Kopfschütteln über Ostergeschenk aus Liestal

Die Bau- und Planungskommission des Landrats hat dem Laufental ein Ei ins Osternest gelegt, das 611 Unterzeichner einer Petition vor den Kopf stösst: Sie gewichtet eine Inertstoffdeponie ihres Volumens wegen höher als zwei Trinkwasserquellen mit täglich 850 Kubikmetern frischen Quellwassers.

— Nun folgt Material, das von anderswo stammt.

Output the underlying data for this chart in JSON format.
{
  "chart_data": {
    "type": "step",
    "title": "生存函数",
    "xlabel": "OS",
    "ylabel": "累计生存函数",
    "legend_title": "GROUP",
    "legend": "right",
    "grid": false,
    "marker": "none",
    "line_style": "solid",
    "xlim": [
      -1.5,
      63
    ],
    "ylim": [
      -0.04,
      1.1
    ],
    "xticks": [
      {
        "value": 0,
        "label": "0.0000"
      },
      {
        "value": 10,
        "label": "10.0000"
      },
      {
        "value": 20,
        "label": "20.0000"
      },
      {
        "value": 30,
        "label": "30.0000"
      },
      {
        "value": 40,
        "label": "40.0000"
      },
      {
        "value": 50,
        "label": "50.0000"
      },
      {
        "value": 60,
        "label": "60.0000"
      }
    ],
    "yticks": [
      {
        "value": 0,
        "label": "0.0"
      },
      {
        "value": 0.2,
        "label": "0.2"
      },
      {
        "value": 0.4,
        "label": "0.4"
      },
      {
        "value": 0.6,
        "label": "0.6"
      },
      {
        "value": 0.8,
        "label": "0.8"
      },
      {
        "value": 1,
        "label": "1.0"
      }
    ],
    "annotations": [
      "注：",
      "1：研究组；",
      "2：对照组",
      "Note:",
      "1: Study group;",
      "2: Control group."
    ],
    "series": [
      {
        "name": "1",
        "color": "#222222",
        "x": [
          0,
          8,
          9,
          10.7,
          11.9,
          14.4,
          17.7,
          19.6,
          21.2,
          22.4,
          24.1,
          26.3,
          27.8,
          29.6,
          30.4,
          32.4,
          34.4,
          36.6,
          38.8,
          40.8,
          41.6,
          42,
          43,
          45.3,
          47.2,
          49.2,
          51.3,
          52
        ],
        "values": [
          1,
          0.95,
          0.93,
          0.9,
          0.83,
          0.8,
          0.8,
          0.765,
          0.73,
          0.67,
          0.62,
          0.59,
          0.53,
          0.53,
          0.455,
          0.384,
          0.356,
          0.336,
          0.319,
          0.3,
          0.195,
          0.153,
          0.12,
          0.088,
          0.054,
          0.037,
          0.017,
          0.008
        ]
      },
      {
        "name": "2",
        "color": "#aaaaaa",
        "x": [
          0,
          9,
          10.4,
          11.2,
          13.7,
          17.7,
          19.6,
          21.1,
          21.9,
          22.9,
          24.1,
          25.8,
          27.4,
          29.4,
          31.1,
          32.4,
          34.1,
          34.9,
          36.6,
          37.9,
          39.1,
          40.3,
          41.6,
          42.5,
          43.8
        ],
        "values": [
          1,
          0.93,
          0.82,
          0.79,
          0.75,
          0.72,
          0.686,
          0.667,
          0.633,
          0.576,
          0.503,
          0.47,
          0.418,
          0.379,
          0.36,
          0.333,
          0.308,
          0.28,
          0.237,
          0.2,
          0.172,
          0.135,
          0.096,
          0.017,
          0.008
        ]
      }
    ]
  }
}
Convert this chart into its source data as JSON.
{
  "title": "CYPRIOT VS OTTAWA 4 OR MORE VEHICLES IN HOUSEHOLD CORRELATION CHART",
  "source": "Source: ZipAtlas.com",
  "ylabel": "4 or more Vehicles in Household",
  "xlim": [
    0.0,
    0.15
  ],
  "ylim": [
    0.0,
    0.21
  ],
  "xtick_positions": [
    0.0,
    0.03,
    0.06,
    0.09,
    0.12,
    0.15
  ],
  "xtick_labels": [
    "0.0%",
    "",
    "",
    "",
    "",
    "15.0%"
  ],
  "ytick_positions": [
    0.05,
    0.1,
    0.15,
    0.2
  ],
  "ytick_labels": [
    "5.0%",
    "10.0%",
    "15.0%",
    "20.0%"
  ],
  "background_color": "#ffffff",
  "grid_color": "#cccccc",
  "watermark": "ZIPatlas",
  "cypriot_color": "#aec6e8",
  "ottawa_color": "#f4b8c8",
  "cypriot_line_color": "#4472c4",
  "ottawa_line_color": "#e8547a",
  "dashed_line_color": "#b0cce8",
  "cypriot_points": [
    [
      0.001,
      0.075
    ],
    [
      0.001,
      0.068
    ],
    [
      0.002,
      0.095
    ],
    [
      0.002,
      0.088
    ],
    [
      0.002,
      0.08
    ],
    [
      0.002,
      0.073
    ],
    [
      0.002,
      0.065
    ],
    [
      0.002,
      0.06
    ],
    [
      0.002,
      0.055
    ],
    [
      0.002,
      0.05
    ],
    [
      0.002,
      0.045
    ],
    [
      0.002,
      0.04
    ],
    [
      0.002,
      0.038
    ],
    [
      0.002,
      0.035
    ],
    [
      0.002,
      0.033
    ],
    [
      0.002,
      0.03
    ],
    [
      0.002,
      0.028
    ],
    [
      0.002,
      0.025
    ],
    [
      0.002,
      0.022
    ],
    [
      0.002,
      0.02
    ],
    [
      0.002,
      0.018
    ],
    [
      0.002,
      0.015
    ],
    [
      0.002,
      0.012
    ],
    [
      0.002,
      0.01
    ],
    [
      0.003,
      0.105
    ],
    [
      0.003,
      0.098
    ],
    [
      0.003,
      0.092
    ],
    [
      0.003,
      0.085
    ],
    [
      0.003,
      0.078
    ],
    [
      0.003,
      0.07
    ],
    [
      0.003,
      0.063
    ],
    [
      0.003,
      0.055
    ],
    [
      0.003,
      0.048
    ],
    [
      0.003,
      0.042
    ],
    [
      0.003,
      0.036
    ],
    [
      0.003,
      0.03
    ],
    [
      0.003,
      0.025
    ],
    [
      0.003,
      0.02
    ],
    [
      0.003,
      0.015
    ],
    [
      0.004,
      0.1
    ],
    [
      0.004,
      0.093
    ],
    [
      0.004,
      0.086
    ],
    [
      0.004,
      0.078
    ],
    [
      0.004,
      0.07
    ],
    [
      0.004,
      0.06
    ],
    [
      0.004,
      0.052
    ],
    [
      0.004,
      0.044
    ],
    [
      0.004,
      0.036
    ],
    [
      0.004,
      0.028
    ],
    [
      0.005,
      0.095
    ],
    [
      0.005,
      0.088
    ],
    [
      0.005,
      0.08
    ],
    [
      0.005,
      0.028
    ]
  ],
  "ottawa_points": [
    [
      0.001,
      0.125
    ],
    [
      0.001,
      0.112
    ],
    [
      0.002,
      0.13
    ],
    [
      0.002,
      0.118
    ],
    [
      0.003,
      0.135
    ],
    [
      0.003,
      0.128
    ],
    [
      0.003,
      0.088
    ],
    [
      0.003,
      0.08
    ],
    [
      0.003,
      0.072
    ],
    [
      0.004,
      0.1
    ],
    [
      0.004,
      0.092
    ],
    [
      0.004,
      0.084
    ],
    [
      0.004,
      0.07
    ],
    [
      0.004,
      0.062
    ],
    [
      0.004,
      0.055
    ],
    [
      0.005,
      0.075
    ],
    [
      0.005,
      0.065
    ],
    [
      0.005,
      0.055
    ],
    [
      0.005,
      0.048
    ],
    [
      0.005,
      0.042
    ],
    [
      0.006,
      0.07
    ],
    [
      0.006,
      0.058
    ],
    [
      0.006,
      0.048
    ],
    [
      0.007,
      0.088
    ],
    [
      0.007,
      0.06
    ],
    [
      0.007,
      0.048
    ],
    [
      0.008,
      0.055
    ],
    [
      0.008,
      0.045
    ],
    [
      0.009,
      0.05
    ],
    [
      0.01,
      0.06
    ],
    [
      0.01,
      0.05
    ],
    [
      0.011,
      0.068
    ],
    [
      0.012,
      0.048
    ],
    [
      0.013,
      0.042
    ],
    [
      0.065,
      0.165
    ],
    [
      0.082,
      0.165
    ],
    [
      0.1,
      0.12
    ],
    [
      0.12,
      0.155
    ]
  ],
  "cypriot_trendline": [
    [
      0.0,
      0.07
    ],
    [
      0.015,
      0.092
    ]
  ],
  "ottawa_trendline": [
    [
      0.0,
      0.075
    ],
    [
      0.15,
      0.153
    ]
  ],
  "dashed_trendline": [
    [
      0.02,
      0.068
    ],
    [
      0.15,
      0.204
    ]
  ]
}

Klare Ablehnung: Schon im Dezember anlässlich des Weihnachtsbaumverkaufs. Foto: Roland Bürki
Klare Ablehnung: Schon im Dezember anlässlich des Weihnachtsbaumverkaufs. Foto: Roland Bürki

Das Amtshaus steht leer, die Bezirksschreiberei hat dicht gemacht, ebenso das Kreisforstamt, die Filialen der Steuerverwaltung sowie das Bauinspektorat. Auch der Polizeistützpunkt Laufen ist nachts verwaist. «Für Deponien sind wir dann gut genug», machte sich am Weihnachtsbaumverkauf der Burgerkorporation Zwingen zunehmend und lautstark Unmut über «Liestal» breit, als die Burger mit ihrem Slogan «Quellen retten – DepoNie» zum Widerstand gegen die vom Kanton geplante Deponie «Stutz» in Blauen aufriefen und Unterschriften für eine Petition sammelten. 611 Unterzeichnerinnen und Unterzeichner erwarteten vom Landrat eigentlich nichts anderes, als dass er bei der Behandlung der Petition natürlich dem Weiterbestand zweier Quellen mit einem Ausstoss von täglich 850 Kubikmetern frischen Trinkwassers den Vorzug vor einer Inertstoffdeponie gebe und auf die Festlegung der beiden Deponiestandorte «Stutz» und «Sunnerai» im kantonalen Richtplan verzichte. Doch die Hoffnungen erfüllten sich nicht. Die mit der Detailabklärung betraute Bau- und Planungskommission des Landrates, notabene ohne eine einzige Vertretung aus dem Bezirk Laufen, kam nach Anhörung der Exponenten der Petition und der Vertreter des Amts für Umweltschutz und Energie (AUE) und des Amtes für Raumplanung (ARP) kurz vor Ostern mehrheitlich zum Schluss, aufgrund des erwarteten Deponievolumens von ca. 33 Millionen Kubikmetern in den Gebieten «Stutz» (Blauen) und «Sunnerai» (Zwingen) am Einbezug der beiden Standorte im kantonalen Richtplan festzuhalten. Die Aufgabe der Trinkwasserquellen sei zwar zu bedauern, der Kanton stehe aber in der Pflicht, im Kanton anfallende Mengen Aushub und Inertstoffe sicher und umweltgerecht in Deponien abzulagern, so die Kommissionsmehrheit. «Wir sind sehr enttäuscht über diese Art Güterabwägung, wo Bauschutt höher als Trinkwasser gewichtet wird, aber auch über die offensichtliche St. Florianspolitik», erklärte Peter Hueber, Präsident der Burgerkorporation Zwingen, dem Wochenblatt. Falls der Landrat die Optik der Kommission übernehme und die beiden Deponien im Richtplan integriere, bleibe immer noch der Weg über ein Referendum und die Hoffnung auf ein besseres Naturverständnis der Baselbieter Bevölkerung.